With everything moving to HTTPS, there’s still one component that gets overlooked - DNS. Most of time lookups are still done via essentially plain-text protocol. And it’s not for the lack of encrypted alternatives as there are at least three different ways of doing it: DNS over HTTPS (DoH), DNS over TLS (DoT), and DNSCrypt. When it comes to Mikrotik, choice narrows a bit and only DNS over HTTPS is supported.

Realistically, DoH is enough. DoT might be a bit more elegant implementation at a lower OSI layer but both clients and public servers seem to prefer DoH due to it’s heavy reliance on HTTPS layer ubiquitous to pretty much any application these days. DNSCrypt never got off the ground and we pretty much can ignore it.
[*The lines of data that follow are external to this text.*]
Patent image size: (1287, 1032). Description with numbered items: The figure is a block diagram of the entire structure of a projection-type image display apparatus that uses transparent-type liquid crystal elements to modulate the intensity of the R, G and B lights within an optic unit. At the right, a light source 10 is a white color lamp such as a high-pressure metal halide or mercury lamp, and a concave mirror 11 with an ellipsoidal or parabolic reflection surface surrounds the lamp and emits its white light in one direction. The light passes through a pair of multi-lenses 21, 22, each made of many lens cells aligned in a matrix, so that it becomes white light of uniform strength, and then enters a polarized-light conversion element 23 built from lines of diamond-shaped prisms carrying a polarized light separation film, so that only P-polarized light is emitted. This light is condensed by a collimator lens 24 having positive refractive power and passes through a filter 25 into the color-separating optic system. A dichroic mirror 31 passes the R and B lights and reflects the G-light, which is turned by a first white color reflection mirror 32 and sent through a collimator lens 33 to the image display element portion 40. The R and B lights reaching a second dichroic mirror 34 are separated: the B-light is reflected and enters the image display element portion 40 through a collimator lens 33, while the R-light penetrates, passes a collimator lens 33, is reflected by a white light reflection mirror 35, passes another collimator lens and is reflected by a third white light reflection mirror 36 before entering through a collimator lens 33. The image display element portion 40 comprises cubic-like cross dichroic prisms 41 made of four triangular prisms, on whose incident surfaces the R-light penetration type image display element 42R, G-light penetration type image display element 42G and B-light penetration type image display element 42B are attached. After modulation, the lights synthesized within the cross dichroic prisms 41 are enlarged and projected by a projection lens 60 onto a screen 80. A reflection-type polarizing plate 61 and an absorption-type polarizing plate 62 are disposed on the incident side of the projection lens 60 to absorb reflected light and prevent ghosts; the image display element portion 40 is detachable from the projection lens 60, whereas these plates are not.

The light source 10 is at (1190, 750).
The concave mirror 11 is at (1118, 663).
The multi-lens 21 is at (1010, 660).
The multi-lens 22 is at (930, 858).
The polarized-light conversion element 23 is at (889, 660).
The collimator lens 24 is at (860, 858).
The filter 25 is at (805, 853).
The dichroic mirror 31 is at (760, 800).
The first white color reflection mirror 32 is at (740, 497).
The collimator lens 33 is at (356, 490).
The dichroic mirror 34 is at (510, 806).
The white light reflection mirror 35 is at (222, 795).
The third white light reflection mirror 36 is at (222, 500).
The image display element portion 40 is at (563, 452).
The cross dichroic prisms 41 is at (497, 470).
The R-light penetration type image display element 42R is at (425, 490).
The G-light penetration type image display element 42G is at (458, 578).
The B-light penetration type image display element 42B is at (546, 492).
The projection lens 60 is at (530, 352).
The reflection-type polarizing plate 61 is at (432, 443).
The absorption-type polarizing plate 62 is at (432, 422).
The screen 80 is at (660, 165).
So, today’s task is to set Mikrotik router to use DNS over HTTPS lookups.

To start it all off, we first need to download CA certificate store. And yes, we could skip this step and simply not check certificates but I feel that leaves too much space for man-in-the-middle attach. Downloading one file every few years will not kill anybody.
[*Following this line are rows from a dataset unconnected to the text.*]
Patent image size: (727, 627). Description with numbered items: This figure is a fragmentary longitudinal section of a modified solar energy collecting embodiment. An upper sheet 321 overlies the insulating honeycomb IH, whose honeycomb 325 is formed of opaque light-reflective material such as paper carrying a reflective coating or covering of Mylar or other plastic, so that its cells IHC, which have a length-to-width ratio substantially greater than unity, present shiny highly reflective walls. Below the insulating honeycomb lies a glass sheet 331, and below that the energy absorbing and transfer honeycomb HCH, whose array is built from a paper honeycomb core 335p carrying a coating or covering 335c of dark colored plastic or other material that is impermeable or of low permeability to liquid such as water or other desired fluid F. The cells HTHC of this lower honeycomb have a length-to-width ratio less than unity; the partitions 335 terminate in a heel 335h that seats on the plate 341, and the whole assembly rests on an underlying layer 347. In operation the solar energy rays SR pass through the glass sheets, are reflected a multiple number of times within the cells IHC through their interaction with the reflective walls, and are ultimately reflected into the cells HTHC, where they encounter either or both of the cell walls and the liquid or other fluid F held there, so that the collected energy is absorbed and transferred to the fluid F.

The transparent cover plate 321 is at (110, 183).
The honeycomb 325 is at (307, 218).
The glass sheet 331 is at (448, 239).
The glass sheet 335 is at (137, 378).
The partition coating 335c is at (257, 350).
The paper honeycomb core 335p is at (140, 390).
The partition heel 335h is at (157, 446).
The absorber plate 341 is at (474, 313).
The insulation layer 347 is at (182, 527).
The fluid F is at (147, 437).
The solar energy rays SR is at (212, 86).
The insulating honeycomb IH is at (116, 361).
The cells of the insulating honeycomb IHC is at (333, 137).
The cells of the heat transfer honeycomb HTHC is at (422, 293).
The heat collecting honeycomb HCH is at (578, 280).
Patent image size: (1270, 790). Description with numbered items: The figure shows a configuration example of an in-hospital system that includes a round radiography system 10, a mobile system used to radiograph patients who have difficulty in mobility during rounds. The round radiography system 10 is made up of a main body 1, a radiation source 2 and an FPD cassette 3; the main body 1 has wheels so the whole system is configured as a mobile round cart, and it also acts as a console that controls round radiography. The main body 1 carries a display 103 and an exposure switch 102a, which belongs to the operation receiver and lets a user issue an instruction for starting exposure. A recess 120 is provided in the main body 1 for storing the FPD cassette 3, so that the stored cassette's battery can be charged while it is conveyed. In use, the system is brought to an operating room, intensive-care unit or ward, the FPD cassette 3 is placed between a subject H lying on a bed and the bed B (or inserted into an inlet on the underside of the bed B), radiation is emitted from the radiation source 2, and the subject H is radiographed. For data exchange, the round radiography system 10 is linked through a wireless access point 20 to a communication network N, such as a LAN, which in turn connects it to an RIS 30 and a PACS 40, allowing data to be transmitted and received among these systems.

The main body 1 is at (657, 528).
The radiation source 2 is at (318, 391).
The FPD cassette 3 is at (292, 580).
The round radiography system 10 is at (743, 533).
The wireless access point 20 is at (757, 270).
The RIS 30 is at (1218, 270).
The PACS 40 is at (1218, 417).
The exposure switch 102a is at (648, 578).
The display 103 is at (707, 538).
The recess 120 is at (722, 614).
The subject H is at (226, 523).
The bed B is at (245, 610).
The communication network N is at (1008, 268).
/tool fetch url=https://curl.se/ca/cacert.pem
      status: finished
       total: 199KiB
    duration: 1s

/certificate import file-name=cacert.pem passphrase=""
     certificates-imported: 128``
     private-keys-imported: 0
            files-imported: 1
       decryption-failures: 0
  keys-with-no-certificate: 0

With certificates in place, we get to setup DNS over HTTPs.

/ip dns
set use-doh-server=^^https://cloudflare-dns.com/dns-query^^ verify-doh-cert=yes

And that’s it. To verify it working, you can visit https://1.1.1.1/help and look for “Using DNS over HTTPS (DoH)” line.
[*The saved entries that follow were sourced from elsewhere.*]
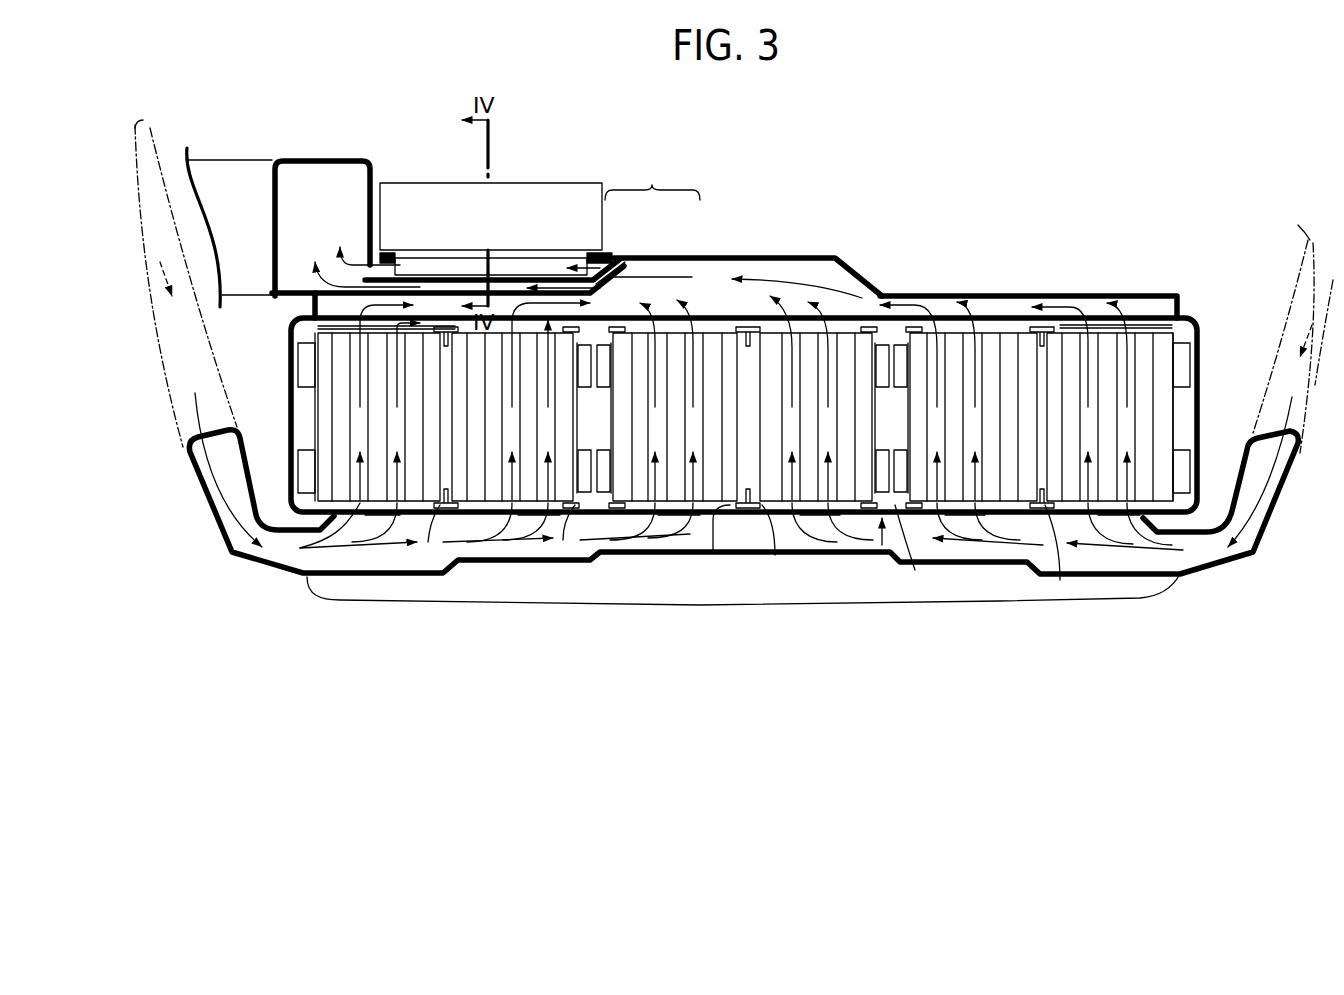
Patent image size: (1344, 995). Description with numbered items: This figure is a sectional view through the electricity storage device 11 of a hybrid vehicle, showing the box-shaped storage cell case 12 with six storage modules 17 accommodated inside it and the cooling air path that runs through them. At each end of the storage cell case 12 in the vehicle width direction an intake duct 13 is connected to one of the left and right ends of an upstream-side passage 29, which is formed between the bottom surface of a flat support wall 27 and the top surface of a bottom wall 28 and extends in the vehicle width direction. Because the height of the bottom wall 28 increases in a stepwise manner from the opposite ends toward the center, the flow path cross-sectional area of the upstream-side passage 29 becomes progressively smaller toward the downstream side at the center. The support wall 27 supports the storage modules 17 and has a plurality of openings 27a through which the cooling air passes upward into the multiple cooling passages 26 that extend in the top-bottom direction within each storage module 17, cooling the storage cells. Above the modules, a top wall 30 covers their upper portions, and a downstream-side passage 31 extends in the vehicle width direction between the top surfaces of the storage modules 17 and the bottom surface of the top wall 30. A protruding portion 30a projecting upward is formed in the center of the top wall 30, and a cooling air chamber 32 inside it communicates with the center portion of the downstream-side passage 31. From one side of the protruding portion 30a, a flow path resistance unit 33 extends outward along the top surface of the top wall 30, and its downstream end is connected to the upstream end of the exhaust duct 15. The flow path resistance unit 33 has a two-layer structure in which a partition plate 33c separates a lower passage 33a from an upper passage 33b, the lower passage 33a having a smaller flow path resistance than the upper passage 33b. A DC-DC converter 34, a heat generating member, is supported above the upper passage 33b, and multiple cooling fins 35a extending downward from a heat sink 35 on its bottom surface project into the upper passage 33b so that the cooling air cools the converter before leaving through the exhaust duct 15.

The electricity storage device 11 is at (984, 216).
The storage cell case 12 is at (1066, 281).
The intake duct 13 is at (200, 513).
The exhaust duct 15 is at (314, 159).
The storage module 17 is at (360, 503).
The cooling passage 26 is at (367, 503).
The support wall 27 is at (880, 548).
The opening 27a is at (428, 542).
The bottom wall 28 is at (635, 560).
The upstream-side passage 29 is at (693, 543).
The top wall 30 is at (915, 287).
The protruding portion 30a is at (778, 253).
The downstream-side passage 31 is at (443, 320).
The cooling air chamber 32 is at (715, 293).
The flow path resistance unit 33 is at (652, 181).
The lower passage 33a is at (687, 280).
The upper passage 33b is at (607, 272).
The partition plate 33c is at (462, 276).
The DC-DC converter 34 is at (525, 203).
The heat sink 35 is at (402, 244).
The cooling fin 35a is at (530, 267).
That said, one could notice one glaring issue - we still have our original DNS servers listed. And I personally do this intentionally as a fallback method. However, that does leak a bit of information and, if someone blocks our DNS resolver, can force plain-text legacy lookups.

To harden system a bit, first we need to add static entries for DNS IPs (you can find them out with nslookup cloudflare-dns.com).

/ip dns static
add name=cloudflare-dns.com address=^^2606:4700::6810:f8f9^^
add name=cloudflare-dns.com address=^^2606:4700::6810:f9f9^^
add name=cloudflare-dns.com address=^^104.16.248.249^^
add name=cloudflare-dns.com address=^^104.16.249.249^^

With static entries in place, we can clear the legacy DNS servers.

/ip dns
set servers=""

And, if we’re using DHCP, we need to disregard DNS IPs provided by upstream too.

/ip dhcp-client
set 0 use-peer-dns=no

/ipv6 dhcp-client
set 0 use-peer-dns=no

And now all DNS lookups done by router are done using DoH and nothing else.